About the Niagara Power Project
Following the collapse of the Schoellkopf Niagara Mohawk Generating Station in 1956 and the loss of tens of thousands of jobs in the Niagara region and nearly 25% of the city’s tax base, the Federal Power Commission issued a license in 1957 to the New York Power Authority to redevelop Niagara Falls hydroelectric power. The Power Authority employed an army of 11,700 workers and in three years 12 million cubic meters of rock were excavated. The Herculean effort led to the construction of a massive main structure 1,840 feet long, 580 feet wide and 384 feet high.

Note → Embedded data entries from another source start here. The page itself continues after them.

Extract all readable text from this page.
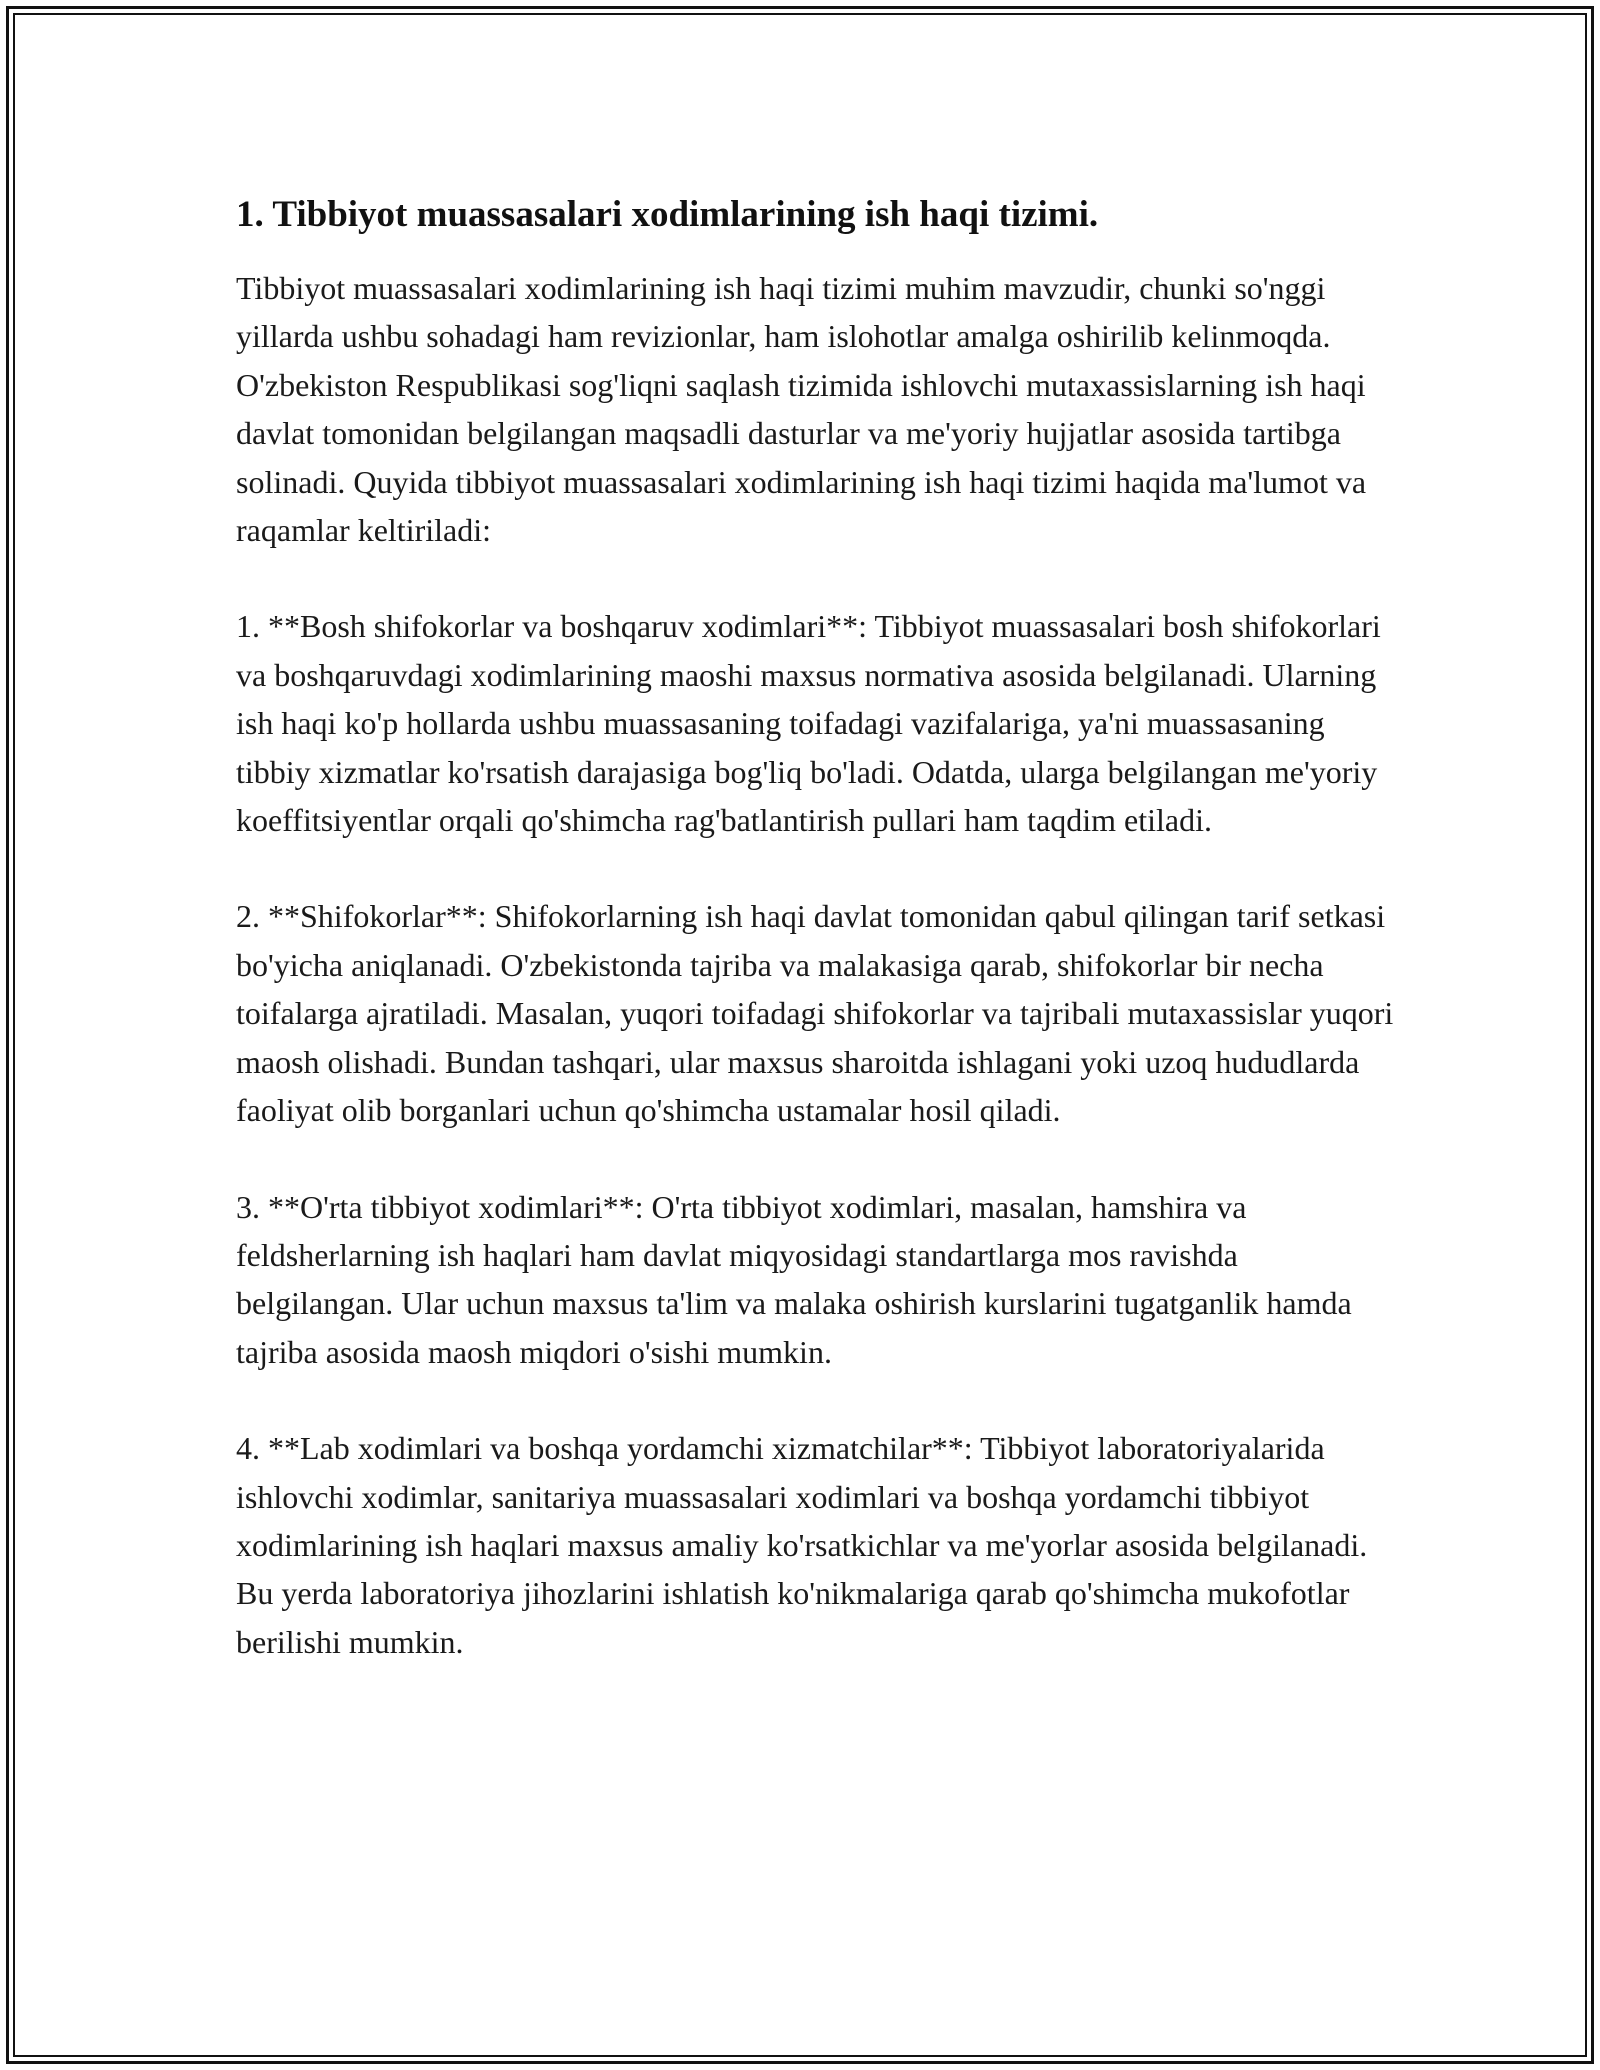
1. Tibbiyot muassasalari xodimlarining ish haqi tizimi.

Tibbiyot muassasalari xodimlarining ish haqi tizimi muhim mavzudir, chunki so'nggi yillarda ushbu sohadagi ham revizionlar, ham islohotlar amalga oshirilib kelinmoqda. O'zbekiston Respublikasi sog'liqni saqlash tizimida ishlovchi mutaxassislarning ish haqi davlat tomonidan belgilangan maqsadli dasturlar va me'yoriy hujjatlar asosida tartibga solinadi. Quyida tibbiyot muassasalari xodimlarining ish haqi tizimi haqida ma'lumot va raqamlar keltiriladi:

1. **Bosh shifokorlar va boshqaruv xodimlari**: Tibbiyot muassasalari bosh shifokorlari va boshqaruvdagi xodimlarining maoshi maxsus normativa asosida belgilanadi. Ularning ish haqi ko'p hollarda ushbu muassasaning toifadagi vazifalariga, ya'ni muassasaning tibbiy xizmatlar ko'rsatish darajasiga bog'liq bo'ladi. Odatda, ularga belgilangan me'yoriy koeffitsiyentlar orqali qo'shimcha rag'batlantirish pullari ham taqdim etiladi.

2. **Shifokorlar**: Shifokorlarning ish haqi davlat tomonidan qabul qilingan tarif setkasi bo'yicha aniqlanadi. O'zbekistonda tajriba va malakasiga qarab, shifokorlar bir necha toifalarga ajratiladi. Masalan, yuqori toifadagi shifokorlar va tajribali mutaxassislar yuqori maosh olishadi. Bundan tashqari, ular maxsus sharoitda ishlagani yoki uzoq hududlarda faoliyat olib borganlari uchun qo'shimcha ustamalar hosil qiladi.

3. **O'rta tibbiyot xodimlari**: O'rta tibbiyot xodimlari, masalan, hamshira va feldsherlarning ish haqlari ham davlat miqyosidagi standartlarga mos ravishda belgilangan. Ular uchun maxsus ta'lim va malaka oshirish kurslarini tugatganlik hamda tajriba asosida maosh miqdori o'sishi mumkin.

4. **Lab xodimlari va boshqa yordamchi xizmatchilar**: Tibbiyot laboratoriyalarida ishlovchi xodimlar, sanitariya muassasalari xodimlari va boshqa yordamchi tibbiyot xodimlarining ish haqlari maxsus amaliy ko'rsatkichlar va me'yorlar asosida belgilanadi. Bu yerda laboratoriya jihozlarini ishlatish ko'nikmalariga qarab qo'shimcha mukofotlar berilishi mumkin.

When the Niagara Power Project produced its first electricity in 1961, it was the largest hydroelectric power station in the Western world and President John F. Kennedy called it “an example to the world of efficiency and reliability. North American determination ”. After 60 years of operation and obtaining a new 50-year federal operating license in 2007, the Niagara Power Project remains the jewel of New York’s electrical infrastructure.

Leave A Reply

Your email address will not be published.